Kawasan hutan kota tersebut diketahui telah ditetapkan melalui Peraturan Daerah Kabupaten Polewali Mandar Nomor 2 Tahun 2013 tentang Rencana Tata Ruang Wilayah (RTRW). Namun demikian, aktivitas pertambangan yang diduga tidak memiliki Izin Usaha Pertambangan (IUP) Operasi Produksi masih berlangsung di lokasi tersebut.
Berdasarkan informasi yang dihimpun, tambang tersebut disinyalir milik seseorang berinisial OSC, sementara alat berat yang digunakan dalam aktivitas penambangan diduga milik pihak berinisial BTR.
Aktivitas pertambangan tanpa izin yang diduga merambah kawasan hutan kota tersebut telah dilaporkan kepada Polres Polewali Mandar, Dinas Lingkungan Hidup dan Kehutanan (DLHK) Polewali Mandar, serta Dinas Pekerjaan Umum dan Penataan Ruang (PUPR) yang membidangi tata ruang agar dilakukan pemeriksaan dan penghentian kegiatan.
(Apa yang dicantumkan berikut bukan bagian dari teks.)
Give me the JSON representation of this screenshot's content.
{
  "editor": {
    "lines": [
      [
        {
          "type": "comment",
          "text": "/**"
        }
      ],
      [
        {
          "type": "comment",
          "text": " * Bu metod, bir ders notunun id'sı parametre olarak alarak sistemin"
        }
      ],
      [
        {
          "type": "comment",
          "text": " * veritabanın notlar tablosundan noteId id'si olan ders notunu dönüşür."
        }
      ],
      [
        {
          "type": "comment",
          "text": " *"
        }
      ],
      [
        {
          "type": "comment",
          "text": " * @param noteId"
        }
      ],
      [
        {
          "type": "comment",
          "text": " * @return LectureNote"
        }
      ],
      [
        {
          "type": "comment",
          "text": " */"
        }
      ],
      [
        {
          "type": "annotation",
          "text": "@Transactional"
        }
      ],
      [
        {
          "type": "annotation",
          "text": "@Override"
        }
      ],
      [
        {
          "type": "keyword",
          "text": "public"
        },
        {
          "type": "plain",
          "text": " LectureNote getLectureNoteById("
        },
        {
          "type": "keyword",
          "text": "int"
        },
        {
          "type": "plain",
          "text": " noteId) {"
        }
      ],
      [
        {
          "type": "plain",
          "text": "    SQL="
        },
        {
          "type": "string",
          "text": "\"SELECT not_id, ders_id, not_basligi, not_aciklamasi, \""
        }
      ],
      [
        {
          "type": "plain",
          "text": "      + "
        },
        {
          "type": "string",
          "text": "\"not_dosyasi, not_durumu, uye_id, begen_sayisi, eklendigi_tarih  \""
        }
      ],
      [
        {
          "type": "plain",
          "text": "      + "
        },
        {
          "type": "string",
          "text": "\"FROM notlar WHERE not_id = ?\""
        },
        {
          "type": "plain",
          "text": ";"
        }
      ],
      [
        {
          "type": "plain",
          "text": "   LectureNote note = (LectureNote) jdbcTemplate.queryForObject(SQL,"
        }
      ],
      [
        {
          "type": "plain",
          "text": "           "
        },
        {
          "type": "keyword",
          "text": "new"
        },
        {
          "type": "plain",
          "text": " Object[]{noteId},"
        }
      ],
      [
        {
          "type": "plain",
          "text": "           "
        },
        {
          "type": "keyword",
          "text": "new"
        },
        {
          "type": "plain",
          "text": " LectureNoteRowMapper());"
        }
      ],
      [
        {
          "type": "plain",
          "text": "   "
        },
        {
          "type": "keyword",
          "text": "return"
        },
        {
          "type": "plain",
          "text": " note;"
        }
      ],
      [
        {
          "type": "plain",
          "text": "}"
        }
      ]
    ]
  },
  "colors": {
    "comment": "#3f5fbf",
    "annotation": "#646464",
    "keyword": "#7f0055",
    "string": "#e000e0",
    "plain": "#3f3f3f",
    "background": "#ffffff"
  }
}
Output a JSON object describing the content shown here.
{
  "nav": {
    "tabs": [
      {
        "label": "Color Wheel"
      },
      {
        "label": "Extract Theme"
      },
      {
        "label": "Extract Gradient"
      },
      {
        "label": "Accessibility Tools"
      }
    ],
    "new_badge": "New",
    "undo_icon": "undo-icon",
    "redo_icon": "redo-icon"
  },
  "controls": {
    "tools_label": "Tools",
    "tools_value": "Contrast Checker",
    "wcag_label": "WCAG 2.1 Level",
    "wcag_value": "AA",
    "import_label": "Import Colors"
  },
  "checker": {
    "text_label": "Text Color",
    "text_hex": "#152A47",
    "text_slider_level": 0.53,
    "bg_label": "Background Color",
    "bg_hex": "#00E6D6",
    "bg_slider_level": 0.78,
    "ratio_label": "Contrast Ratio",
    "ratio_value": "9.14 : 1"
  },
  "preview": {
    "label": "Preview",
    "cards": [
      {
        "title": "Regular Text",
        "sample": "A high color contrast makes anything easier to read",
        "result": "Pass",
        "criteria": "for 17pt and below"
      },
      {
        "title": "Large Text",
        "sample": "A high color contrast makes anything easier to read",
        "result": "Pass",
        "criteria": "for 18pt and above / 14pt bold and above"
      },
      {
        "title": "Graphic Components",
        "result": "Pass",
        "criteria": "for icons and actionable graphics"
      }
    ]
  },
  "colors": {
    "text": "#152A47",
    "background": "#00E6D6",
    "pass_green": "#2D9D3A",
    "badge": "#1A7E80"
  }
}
Melalui pesan WhatsApp saat dikonfirmasi terkait laporan tersebut, Iptu Iwan Rusmana yang menerima surat pengaduan di Polres Polewali Mandar menyampaikan:
“Saya sudah sampaikan kepada kanit tipiter”. Tulis Iwan.
Sementara itu, Kepala Dinas PUPR, Husain dan Faisal PLT Kepala DLHK Kabupaten Polewali Mandar, saat dimintai tanggapannya melalui pesan Whatsapp (WA) tidak memberikan respon atau jawaban.
Masyarakat berharap aparat penegak hukum dan instansi teknis terkait segera melakukan pemeriksaan lapangan untuk memastikan legalitas aktivitas pertambangan tersebut, sekaligus menindak tegas apabila ditemukan pelanggaran terhadap ketentuan perizinan maupun tata ruang yang berlaku.